Mais de 70 cidades do estado de São Paulo não elegeram nenhum mulher para para a câmara de vereadores.
Nas eleições municipais de 2024, 78 cidades de São Paulo não elegeram nenhuma mulher para a Câmara de Vereadores, de acordo com dados do Tribunal Regional Eleitoral de São Paulo (TRE-SP).
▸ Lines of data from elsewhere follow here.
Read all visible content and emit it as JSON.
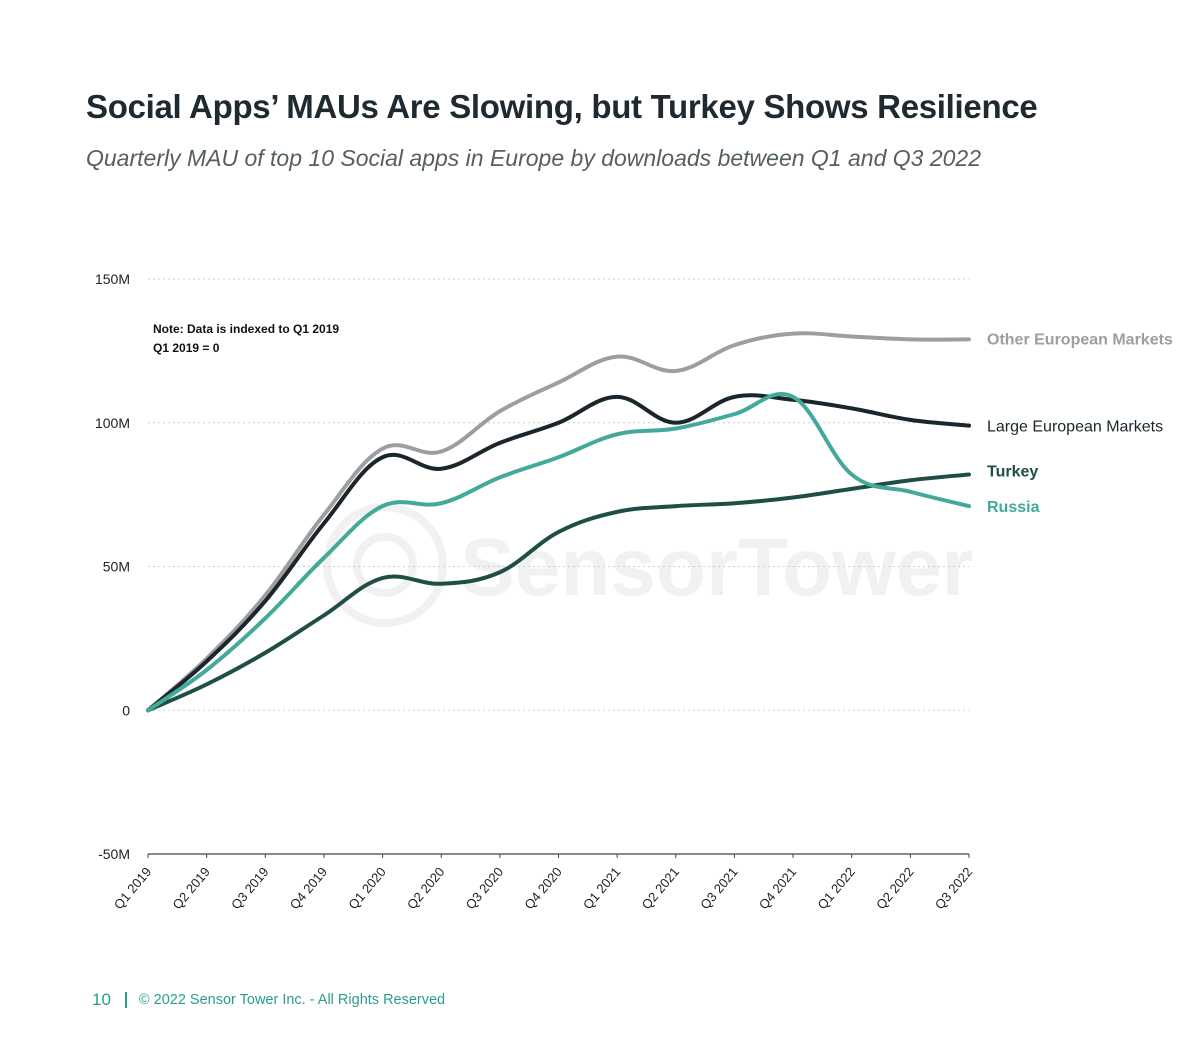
{
  "header": {
    "title": "Social Apps’ MAUs Are Slowing, but Turkey Shows Resilience",
    "subtitle": "Quarterly MAU of top 10 Social apps in Europe by downloads between Q1 and Q3 2022"
  },
  "watermark": "SensorTower",
  "footer": {
    "page_number": "10",
    "copyright": "© 2022 Sensor Tower Inc. - All Rights Reserved"
  },
  "chart_data": {
    "type": "line",
    "title": "Social Apps’ MAUs Are Slowing, but Turkey Shows Resilience",
    "xlabel": "",
    "ylabel": "",
    "ylim": [
      -50,
      150
    ],
    "y_ticks": [
      -50,
      0,
      50,
      100,
      150
    ],
    "y_tick_labels": [
      "-50M",
      "0",
      "50M",
      "100M",
      "150M"
    ],
    "grid": true,
    "note_lines": [
      "Note: Data is indexed to Q1 2019",
      "Q1 2019 = 0"
    ],
    "categories": [
      "Q1 2019",
      "Q2 2019",
      "Q3 2019",
      "Q4 2019",
      "Q1 2020",
      "Q2 2020",
      "Q3 2020",
      "Q4 2020",
      "Q1 2021",
      "Q2 2021",
      "Q3 2021",
      "Q4 2021",
      "Q1 2022",
      "Q2 2022",
      "Q3 2022"
    ],
    "series": [
      {
        "name": "Other European Markets",
        "color": "#9e9e9e",
        "values": [
          0,
          18,
          40,
          68,
          91,
          90,
          104,
          114,
          123,
          118,
          127,
          131,
          130,
          129,
          129
        ]
      },
      {
        "name": "Large European Markets",
        "color": "#1b262c",
        "values": [
          0,
          17,
          38,
          65,
          88,
          84,
          93,
          100,
          109,
          100,
          109,
          108,
          105,
          101,
          99
        ]
      },
      {
        "name": "Turkey",
        "color": "#1f4e46",
        "values": [
          0,
          9,
          20,
          33,
          46,
          44,
          48,
          62,
          69,
          71,
          72,
          74,
          77,
          80,
          82
        ]
      },
      {
        "name": "Russia",
        "color": "#43a99a",
        "values": [
          0,
          14,
          32,
          53,
          71,
          72,
          81,
          88,
          96,
          98,
          103,
          109,
          82,
          76,
          71
        ]
      }
    ]
  }
}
Além das cidades da região Fartura, Saritaiá, Taquarituba, Iaras e São Pedro do Turvo mais 73 cidades do estado também não elegeram que são elas: Aguaí, Altair, Álvaro De Carvalho, Areias, Areiópolis, Assis, Atibaia, Balbinos, Bocaina, Brejo Alegre, Colômbia, Cotia, Cravinhos, Cubatão, Eldorado, Estrela do Norte, General Salgado, Guaraci, Guararapes, Ibirarema, Ilhabela, Inúbia Paulista, Iporanga, Ipuã, Irapuã, Itanhaém, Itápolis, Jarinu, Juquiá, Louveira, Lutécia, Marabá Paulista, Mariápolis, Martinópolis, Mauá, Monte Aprazível, Nantes, Natividade da Serra, Novais, Pardinho, Parisi, Paulistânia, Paulínia, Piracaia, Poloni, Pompéia, Poá, Quadra, Registro, Ribeira, Ribeirão do Sul, Rifaina, Rio Grande da Serra, Sagres, Santa Gertrudes, Serra Azul, Silveiras, Sumaré, Suzano, São Francisco, São Vicente, Taciba, Terra Roxa, Torre de Pedra, Turmalina, Ubarana, Uru, Valentim Gentil, Vargem, Vargem Grande Paulista, Vista Alegre do Alto, Vitória Brasil.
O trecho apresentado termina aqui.